Why?
So, this fall,
I have enrolled in Japanese for beginners, taught
at the notorious Northwestern software company where I am currently
employed. Why did I do this to myself? Well, the good reason I used
to have (that I traveled to Japan occasionally in my former
incarnation as a content manager for an in-your-face video game
console targeted at aggressive teen males) is no longer so, as I
am now a technical writer for a ubiquitous suite of business productivity
applications, and have no travel opportunities on the near horizon.
My only remaining reason, then, is that not learning a foreign language
in high school (despite four years of enrollment in Spanish at an
astoundingly sub-par babysitting warehouse
masqerading as a high school) is my biggest personal regret.
While
in Japan, it struck me with great force that I must learn Japanese.
Thus over the past two years I have tried with very limited success
to memorize certain travel related phrases, useful mostly in taxi
cabs. My official foray into classroom learning has been a great
leap in effort and concentration. I have learned more than half
of one of the three character sets used in written Japanese, and
so I can now officially say that my journey of a thousand miles
has in fact begun with the first step. I figure that this goal will
literally require years of study and dedication to arrive at even
basic results. I do not know if I have the stamina to make it, but
I have begun. So far I have not missed a class. I guess you just
have to take things like this on a day to day basis.
Read on as
I describe my struggles. This really, really needs to be a blog
and not a regular web page or it will, like Tiny Dog itself, become
a nightmare of cutting and pasting.
Study session:
10/26/03. Numbers are hell.
So we are neck-deep in
the chapter on numbers, and the Japanese have this weird system
of numbering whereby random numbers at random intervals can be pronounced
in different ways, or are actually entirely different words. There
is no rhyme or reason to this madness, and you simply have to shift
your brain into the appropriate, inexplicable version of that number
as you stumble up the numerical chain. For example let's talk about
the number four.
Four, itself,
can be either shi or yon. Sometimes it is shi,
and sometimes it is yon. Only the shadow knows when it
is which. However if you are telling time, suddenly it becomes yo.

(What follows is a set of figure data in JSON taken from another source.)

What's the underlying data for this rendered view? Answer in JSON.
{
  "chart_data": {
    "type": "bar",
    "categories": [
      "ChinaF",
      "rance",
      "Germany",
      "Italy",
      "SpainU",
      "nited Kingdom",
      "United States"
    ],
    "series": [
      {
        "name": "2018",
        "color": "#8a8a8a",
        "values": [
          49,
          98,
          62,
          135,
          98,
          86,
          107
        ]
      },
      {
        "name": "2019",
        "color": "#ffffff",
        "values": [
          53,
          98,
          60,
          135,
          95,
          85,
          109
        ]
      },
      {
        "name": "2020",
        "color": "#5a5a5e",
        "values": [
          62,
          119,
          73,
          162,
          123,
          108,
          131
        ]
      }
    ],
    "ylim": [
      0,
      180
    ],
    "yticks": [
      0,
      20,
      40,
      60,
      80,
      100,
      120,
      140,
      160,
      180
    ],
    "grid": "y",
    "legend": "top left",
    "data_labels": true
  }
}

!?!?!? Then there is eight. Eight, simply, is hachi. Ok,
that's cool. Except, as part of "800," it becomes hap
(hap-pyaku, even worse, when most other numbers
in the 100's end with hyaku). 8,000? Has (has-sen).
Whereas, 4 remains yon (not shi) in its 400 and
4,000 incarnations.
I know nothing
I just said makes sense. It doesn't to me either, especially when
called on to count real fast in Japanese in front of a classroom
at 9 am. Welcome to Japanese for beginners, my little American losers,
with your 26-letter alphabet and tritely repetitive numbering system.